About



BIOGRAPHY OF THE ARTIST

Odette Graskie (b.1993) is a contemporary artist from Johannesburg, South Africa. She works with paper, artists books, and drawing. Her artworks investigate human interaction and affective connection. Graskie has been a professional artist since 2016. In 2023, Graskie completed her MA in Visual Arts with the University of Johannesburg, culminating in her solo exhibition a line, a thread, a conversation at Berman Contemporary. She is represented by Berman Contemporary. She is also a Junior Bookbinder at Pulp Paperworks. She has also participated in artist residencies locally in Howick, KZN, as well as internationally in Britain, Guernsey and Poland. Her recent group exhibitions include the 2020s: new forms of abstraction part 1 and part 2 at Berman Contemporary; An Im/perfect Balance at Ayanda Fine Art in Düsseldorf, Germany; and Making and Interpreting Art, hosted by the South African Research Chair. She also exhibited at the 2022 1-54 Contemporary African Art Fair in London. Graskie will be part of a group booth at Investec Cape Town Art Fair in February 2024 with Berman Contemporary.
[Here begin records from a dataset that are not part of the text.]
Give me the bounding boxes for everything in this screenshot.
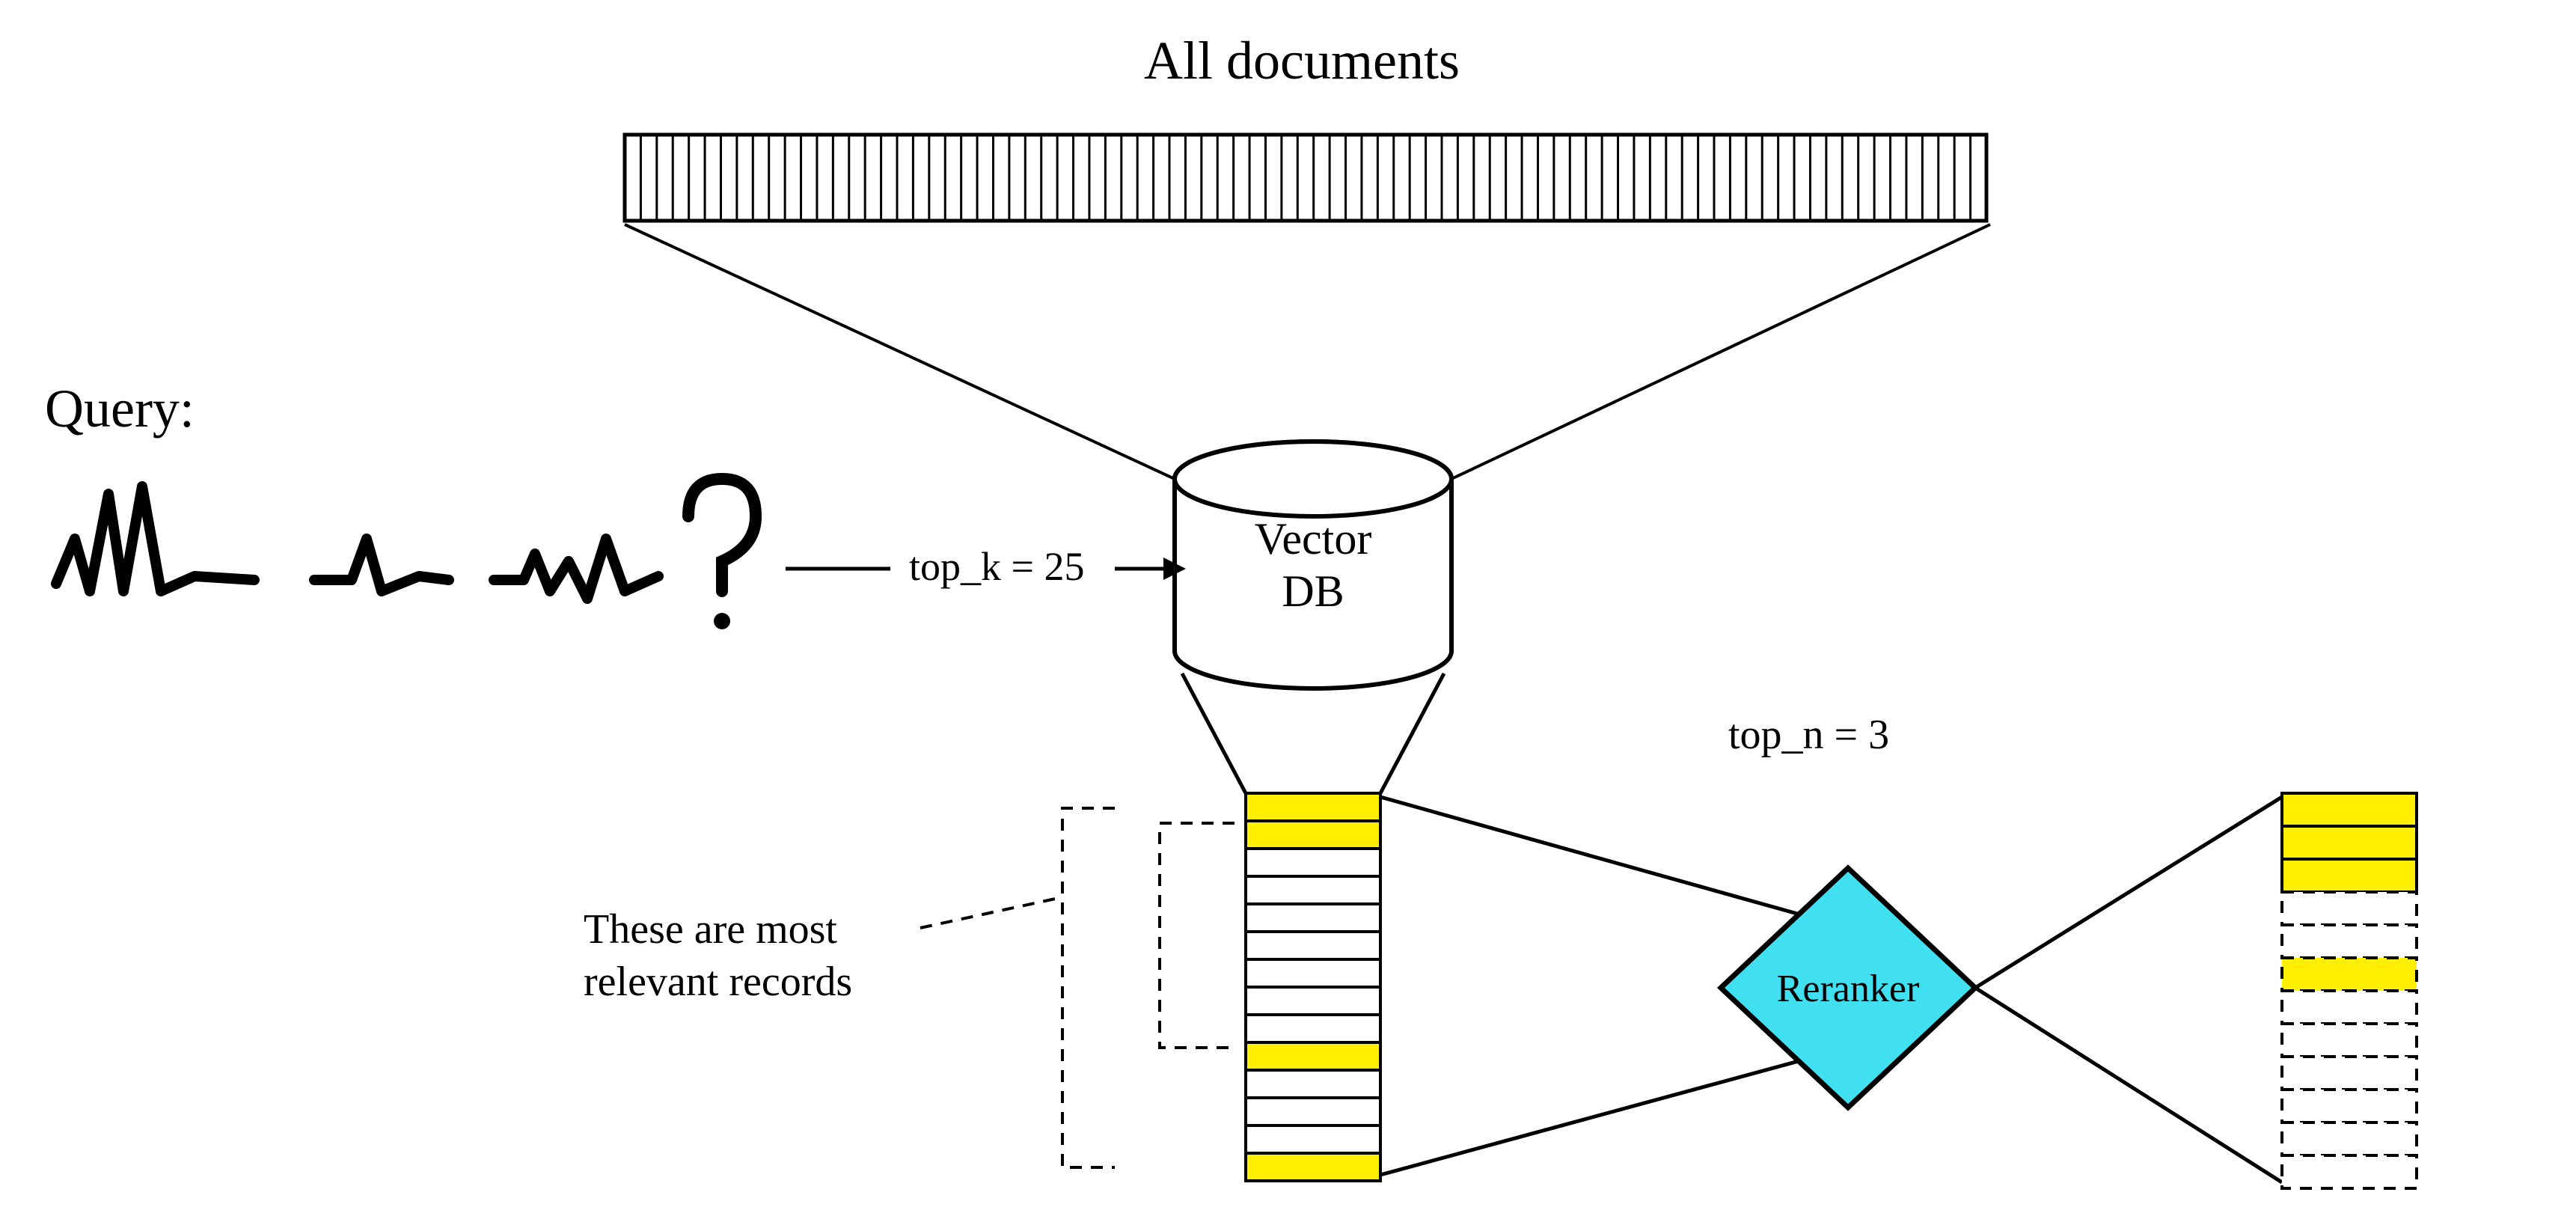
retrieved-row <box>1246 1070 1380 1098</box>
final-row-dashed <box>2282 1024 2417 1057</box>
final-row-highlight <box>2282 859 2417 892</box>
final-row-dashed <box>2282 1122 2417 1155</box>
rag-reranker-diagram: All documents Vector DB Query: top_k = 2… <box>0 0 2576 1228</box>
retrieved-stack <box>1246 793 1380 1181</box>
cylinder-out-left <box>1182 673 1246 793</box>
retrieved-row <box>1246 876 1380 904</box>
final-row-dashed <box>2282 925 2417 958</box>
final-row-highlight <box>2282 793 2417 826</box>
reranker-out-top <box>1975 797 2282 988</box>
reranker-label: Reranker <box>1777 968 1920 1010</box>
retrieved-row <box>1246 849 1380 876</box>
reranker-in-bottom <box>1380 1048 1848 1175</box>
all-documents-bar <box>625 135 1986 221</box>
note-leader-line <box>920 898 1059 928</box>
final-row-highlight <box>2282 826 2417 859</box>
retrieved-row-highlight <box>1246 793 1380 821</box>
reranker-out-bottom <box>1975 988 2282 1182</box>
final-stack <box>2282 793 2417 1188</box>
retrieved-row <box>1246 932 1380 959</box>
final-row-dashed <box>2282 1155 2417 1188</box>
cylinder-out-right <box>1380 673 1444 793</box>
relevant-note-2: relevant records <box>584 959 852 1005</box>
retrieved-row <box>1246 959 1380 987</box>
retrieved-row-highlight <box>1246 821 1380 849</box>
reranker-in-top <box>1380 797 1848 928</box>
relevant-note-1: These are most <box>584 906 837 953</box>
vector-db-label-2: DB <box>1282 566 1344 616</box>
top-n-label: top_n = 3 <box>1728 712 1889 758</box>
retrieved-row-highlight <box>1246 1042 1380 1070</box>
retrieved-row <box>1246 1125 1380 1153</box>
retrieved-row-highlight <box>1246 1153 1380 1181</box>
retrieved-row <box>1246 1098 1380 1125</box>
title-text: All documents <box>1144 31 1460 91</box>
funnel-line-right <box>1451 224 1990 479</box>
query-label: Query: <box>45 379 195 439</box>
query-squiggle <box>56 486 658 599</box>
final-row-dashed <box>2282 892 2417 925</box>
top-k-label: top_k = 25 <box>909 544 1084 589</box>
funnel-line-left <box>625 224 1175 479</box>
final-row-highlight <box>2282 958 2417 991</box>
vector-db-label-1: Vector <box>1255 514 1372 563</box>
vector-db-cylinder: Vector DB <box>1175 442 1451 688</box>
final-row-dashed <box>2282 1057 2417 1090</box>
retrieved-row <box>1246 904 1380 932</box>
final-row-dashed <box>2282 991 2417 1024</box>
retrieved-row <box>1246 987 1380 1015</box>
relevant-brackets <box>1062 808 1235 1167</box>
question-mark-icon <box>688 479 756 629</box>
retrieved-row <box>1246 1015 1380 1042</box>
final-row-dashed <box>2282 1090 2417 1122</box>
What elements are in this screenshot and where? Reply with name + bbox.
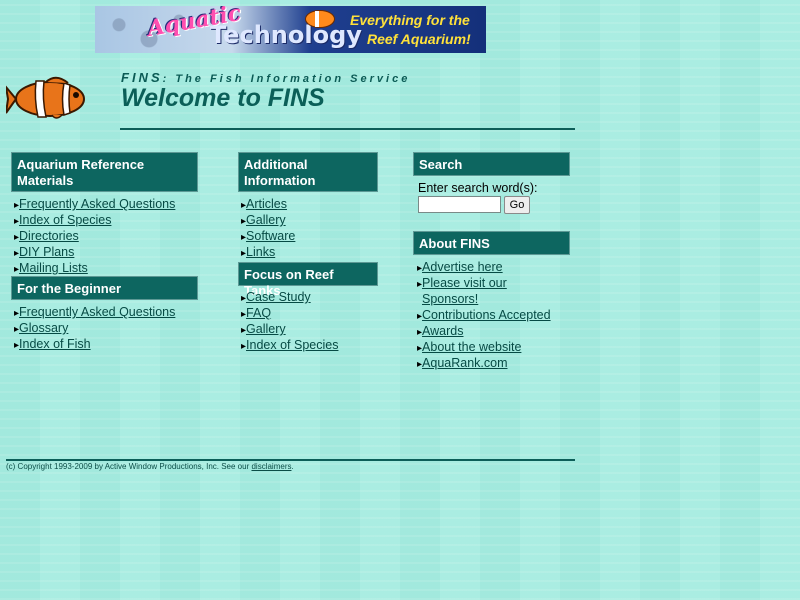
search-go-button[interactable]: Go — [504, 196, 530, 214]
link-index-of-fish[interactable]: Index of Fish — [19, 337, 91, 351]
clownfish-icon — [305, 10, 335, 28]
section-title-line-2: Materials — [17, 173, 74, 188]
beginner-list: Frequently Asked Questions Glossary Inde… — [14, 305, 175, 353]
list-item: Frequently Asked Questions — [14, 197, 175, 213]
banner-brand-technology: Technology — [210, 21, 362, 49]
link-diy-plans[interactable]: DIY Plans — [19, 245, 74, 259]
search-label: Enter search word(s): — [418, 181, 538, 195]
link-reef-faq[interactable]: FAQ — [246, 306, 271, 320]
list-item: Contributions Accepted — [417, 308, 551, 324]
section-title-line-1: Additional — [244, 157, 308, 172]
fins-abbrev: FINS — [121, 70, 163, 85]
link-software[interactable]: Software — [246, 229, 295, 243]
link-awards[interactable]: Awards — [422, 324, 463, 338]
list-item: Glossary — [14, 321, 175, 337]
list-item: Gallery — [241, 213, 295, 229]
link-faq[interactable]: Frequently Asked Questions — [19, 197, 175, 211]
list-item: Case Study — [241, 290, 338, 306]
header-divider — [120, 128, 575, 130]
link-contributions[interactable]: Contributions Accepted — [422, 308, 551, 322]
link-links[interactable]: Links — [246, 245, 275, 259]
fins-tagline: FINS: The Fish Information Service — [121, 70, 410, 85]
clownfish-logo-icon — [6, 76, 85, 119]
link-advertise[interactable]: Advertise here — [422, 260, 503, 274]
link-sponsors[interactable]: Sponsors! — [422, 292, 478, 306]
list-item-continuation: Sponsors! — [417, 292, 551, 308]
about-fins-list: Advertise here Please visit our Sponsors… — [417, 260, 551, 372]
link-glossary[interactable]: Glossary — [19, 321, 68, 335]
list-item: AquaRank.com — [417, 356, 551, 372]
aquarium-reference-list: Frequently Asked Questions Index of Spec… — [14, 197, 175, 277]
aquatic-technology-banner[interactable]: Aquatic Technology Everything for the Re… — [95, 6, 486, 53]
list-item: About the website — [417, 340, 551, 356]
copyright-text: (c) Copyright 1993-2009 by Active Window… — [6, 462, 252, 471]
list-item: Links — [241, 245, 295, 261]
copyright-period: . — [291, 462, 294, 471]
link-about-website[interactable]: About the website — [422, 340, 521, 354]
link-mailing-lists[interactable]: Mailing Lists — [19, 261, 88, 275]
list-item: Awards — [417, 324, 551, 340]
footer-divider — [6, 459, 575, 461]
list-item: Mailing Lists — [14, 261, 175, 277]
reef-tanks-list: Case Study FAQ Gallery Index of Species — [241, 290, 338, 354]
list-item: DIY Plans — [14, 245, 175, 261]
list-item: Gallery — [241, 322, 338, 338]
link-directories[interactable]: Directories — [19, 229, 79, 243]
link-beginner-faq[interactable]: Frequently Asked Questions — [19, 305, 175, 319]
list-item: Index of Species — [14, 213, 175, 229]
section-title-line-1: Aquarium Reference — [17, 157, 145, 172]
section-header-beginner: For the Beginner — [11, 276, 198, 300]
section-header-additional-information: Additional Information — [238, 152, 378, 192]
search-input[interactable] — [418, 196, 501, 213]
list-item: Frequently Asked Questions — [14, 305, 175, 321]
copyright-notice: (c) Copyright 1993-2009 by Active Window… — [6, 462, 294, 471]
link-articles[interactable]: Articles — [246, 197, 287, 211]
list-item: Please visit our — [417, 276, 551, 292]
page-title: Welcome to FINS — [121, 84, 325, 112]
link-please-visit[interactable]: Please visit our — [422, 276, 507, 290]
banner-tagline-1: Everything for the — [350, 12, 470, 28]
list-item: Directories — [14, 229, 175, 245]
link-aquarank[interactable]: AquaRank.com — [422, 356, 507, 370]
link-case-study[interactable]: Case Study — [246, 290, 311, 304]
link-index-of-species[interactable]: Index of Species — [19, 213, 111, 227]
list-item: FAQ — [241, 306, 338, 322]
section-header-reef-tanks: Focus on Reef Tanks — [238, 262, 378, 298]
list-item: Index of Fish — [14, 337, 175, 353]
section-title-line-2: Information — [244, 173, 316, 188]
list-item: Advertise here — [417, 260, 551, 276]
link-reef-index-of-species[interactable]: Index of Species — [246, 338, 338, 352]
list-item: Software — [241, 229, 295, 245]
section-header-about-fins: About FINS — [413, 231, 570, 255]
link-reef-gallery[interactable]: Gallery — [246, 322, 286, 336]
additional-information-list: Articles Gallery Software Links — [241, 197, 295, 261]
section-header-aquarium-reference: Aquarium Reference Materials — [11, 152, 198, 192]
section-header-search: Search — [413, 152, 570, 176]
link-gallery[interactable]: Gallery — [246, 213, 286, 227]
list-item: Index of Species — [241, 338, 338, 354]
link-disclaimers[interactable]: disclaimers — [251, 462, 291, 471]
banner-tagline-2: Reef Aquarium! — [367, 31, 471, 47]
list-item: Articles — [241, 197, 295, 213]
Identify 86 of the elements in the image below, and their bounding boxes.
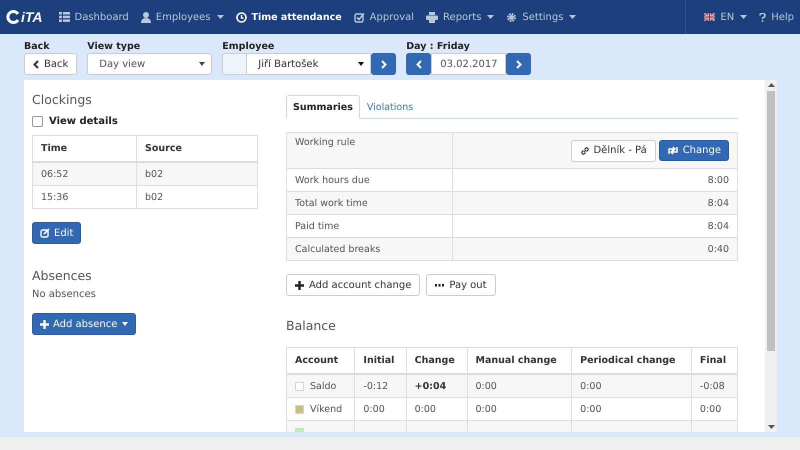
table-cell: b02 (136, 186, 258, 208)
caret-icon (569, 15, 576, 19)
table-cell: 15:36 (32, 186, 136, 208)
table-cell: 0:00 (700, 404, 722, 414)
pay-out-button[interactable]: Pay out (426, 274, 496, 296)
table-cell: 8:04 (452, 192, 738, 214)
view-type-label: View type (87, 41, 142, 53)
table-cell: -0:12 (363, 380, 388, 392)
input-addon (222, 53, 246, 75)
language-menu[interactable]: EN (698, 12, 754, 22)
clock-icon (236, 12, 247, 22)
table-cell: +0:04 (414, 380, 446, 392)
chevron-right-icon (516, 60, 522, 68)
table-cell: 0:40 (452, 238, 738, 260)
previous-day-button[interactable] (406, 53, 432, 75)
working-rule-button[interactable]: Dělník - Pá (571, 140, 656, 162)
absences-heading: Absences (32, 268, 92, 283)
user-icon (140, 12, 151, 22)
balance-heading: Balance (286, 318, 337, 333)
day-label: Day : Friday (406, 41, 471, 53)
back-label: Back (24, 41, 51, 53)
caret-icon (358, 62, 364, 66)
edit-icon (40, 228, 50, 238)
logo[interactable]: iTA (6, 9, 43, 25)
caret-icon (740, 15, 748, 19)
grid-icon (58, 12, 70, 22)
tab[interactable]: Summaries (286, 95, 360, 119)
table-cell: 0:00 (476, 380, 497, 392)
scrollbar[interactable] (765, 80, 777, 432)
settings-icon (506, 12, 518, 22)
plus-icon (295, 280, 304, 290)
table-cell: 0:00 (476, 404, 497, 414)
caret-icon (199, 62, 206, 66)
nav-link[interactable]: Dashboard (52, 12, 135, 22)
nav-link[interactable]: Time attendance (230, 12, 348, 22)
caret-icon (122, 322, 128, 326)
ellipsis-icon (435, 284, 444, 286)
back-button[interactable]: Back (24, 53, 78, 75)
next-day-button[interactable] (506, 53, 532, 75)
printer-icon (426, 12, 438, 22)
caret-icon (487, 15, 494, 19)
uk-flag-icon (704, 13, 716, 21)
change-button[interactable]: Change (658, 140, 729, 160)
plus-icon (40, 320, 49, 328)
scroll-down-arrow-icon[interactable] (768, 425, 774, 429)
swap-arrows-icon (666, 146, 679, 154)
checked-box-icon (354, 12, 365, 22)
nav-link[interactable]: Settings (500, 12, 582, 22)
chevron-left-icon (416, 60, 422, 68)
chevron-left-icon (33, 60, 39, 68)
logo-swirl-icon (6, 10, 20, 24)
employee-dropdown[interactable]: Jiří Bartošek (246, 53, 372, 75)
table-cell: Total work time (286, 192, 452, 214)
table-cell: 0:00 (363, 404, 385, 414)
tab[interactable]: Violations (360, 95, 420, 119)
no-absences-text: No absences (32, 289, 96, 300)
add-account-change-button[interactable]: Add account change (286, 274, 420, 296)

A STUDIO VISIT WITH THE ARTIST

ARTIST’S STATEMENT

My practice is based on the belief that intimacy, play and emotionality are some of the best ways in which to counteract the isolation and complexity of the technological world. Working with drawing, installation and paper, I hope to create spaces for wonder in my audience. Wonder, as defined by Sara Ahmed, becomes a way of redefining what we see and experience. “Wonder expands our field of vision and touch. Wonder is the precondition of the exposure of the subject to the world: we wonder when we are moved by that which we face.” Wonder can stir up emotions and create movement. I use drawing and drawn images as a relational device in the creation of space, and specifically space for connection. Play, conversation and interventions motivate laughter and connection – defying the formality with which viewers often approach arts-related spaces. My creation of handmade paper, paper artworks and artists’ books also invite tactility. The themes of intimacy and emotionality are embedded in the artworks. They are an opportunity for viewers to engage on a purposeful (page-turning, stepping-into) level with artworks based on emotionality.

My most recent work included a series of performative Drawing Sessions, wherein I invited the public to become sitters for my drawings. I asked sitters to make rules and thereby create ripples of affect and their own agency in the work. In the immersive sculptural installation, Threads of Connection, I reworked the emotional and affective content of the Drawing Sessions. The installation altered the gallery space by inviting viewers to laugh, cry, lie on the floor, and daydream. The space shifted into a space of play. I also created portraits of viewers, and they asserted their agency in the outcome of the installation by placing these portraits in the installation.